Memphis Congressman Steve Cohen signed on to co-sponsor a bill that, while not exactly legalizing marijuana, would end the federal crackdown on pot, allowing states to choose whether to regulate, tax or ban pot altogether. The introduction of the bill comes just a week after the 40th anniversary of Richard Nixon officially declaring "The War on Drugs." We all know how successful that was.
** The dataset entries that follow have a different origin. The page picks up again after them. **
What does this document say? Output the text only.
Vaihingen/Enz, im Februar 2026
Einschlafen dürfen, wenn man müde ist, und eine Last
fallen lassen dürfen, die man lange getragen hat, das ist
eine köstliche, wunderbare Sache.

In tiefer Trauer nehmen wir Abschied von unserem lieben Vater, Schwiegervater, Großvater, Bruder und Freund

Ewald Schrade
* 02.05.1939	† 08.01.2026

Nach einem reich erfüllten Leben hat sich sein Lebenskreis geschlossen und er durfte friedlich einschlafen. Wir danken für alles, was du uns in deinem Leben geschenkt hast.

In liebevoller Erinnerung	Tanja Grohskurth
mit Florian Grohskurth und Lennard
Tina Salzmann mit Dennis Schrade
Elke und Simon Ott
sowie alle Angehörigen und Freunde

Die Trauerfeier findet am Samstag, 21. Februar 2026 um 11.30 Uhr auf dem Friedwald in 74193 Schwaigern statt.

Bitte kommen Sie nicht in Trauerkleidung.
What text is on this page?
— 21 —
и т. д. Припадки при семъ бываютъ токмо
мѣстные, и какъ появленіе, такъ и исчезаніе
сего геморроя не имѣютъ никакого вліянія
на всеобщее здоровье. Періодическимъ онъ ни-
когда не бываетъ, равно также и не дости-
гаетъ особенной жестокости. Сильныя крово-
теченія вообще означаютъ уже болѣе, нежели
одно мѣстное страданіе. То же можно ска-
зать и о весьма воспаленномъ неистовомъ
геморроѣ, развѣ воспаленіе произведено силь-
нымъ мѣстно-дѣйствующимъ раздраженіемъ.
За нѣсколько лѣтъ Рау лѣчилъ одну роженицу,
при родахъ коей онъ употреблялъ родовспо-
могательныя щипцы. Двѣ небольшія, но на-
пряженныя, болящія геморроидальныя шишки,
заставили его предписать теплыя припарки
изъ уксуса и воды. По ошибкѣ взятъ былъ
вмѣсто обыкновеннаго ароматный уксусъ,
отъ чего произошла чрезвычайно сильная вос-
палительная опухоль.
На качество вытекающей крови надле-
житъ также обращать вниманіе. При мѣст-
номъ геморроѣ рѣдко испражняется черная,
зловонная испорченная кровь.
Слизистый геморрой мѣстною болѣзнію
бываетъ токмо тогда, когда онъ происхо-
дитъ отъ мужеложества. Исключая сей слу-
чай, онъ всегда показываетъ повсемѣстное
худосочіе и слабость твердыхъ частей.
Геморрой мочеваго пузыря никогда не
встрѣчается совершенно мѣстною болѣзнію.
The fact that progressive Democratic congressmen like Cohen and Barney Frank (Mass.) are teaming up with Republican Ron Paul of Texas seems to confirm the old adage that politics makes strange bedfellows, but it's not all that surprising, given Paul's Libertarian roots. Even less surprising is that Cohen would sign on to the bill. After all, Cohen was at the center of an infamous 1997 pot-smoking incident reported in the Scene:
Cohen is, in fact, so comfortable among journalists that he has been known to step out on the porch and smoke a joint with a group of them at a private party. The easy inference is either that he doesn’t care what the press knows about his habits or that, because they’re doing it too, he figures they’ll never write about it. “It’s a generational thing,” Cohen says of the pot smoking. “I don’t do it very often.”
Of course, the incident was infamous mostly because the reefer-huffing in question took place at a going-away party for a Scene staffer, leaving a bit of egg on our glorious face. (Well, not my glorious face. I started at the paper three months after the incident, so my hands are clean! At least regarding that particular gaffe.)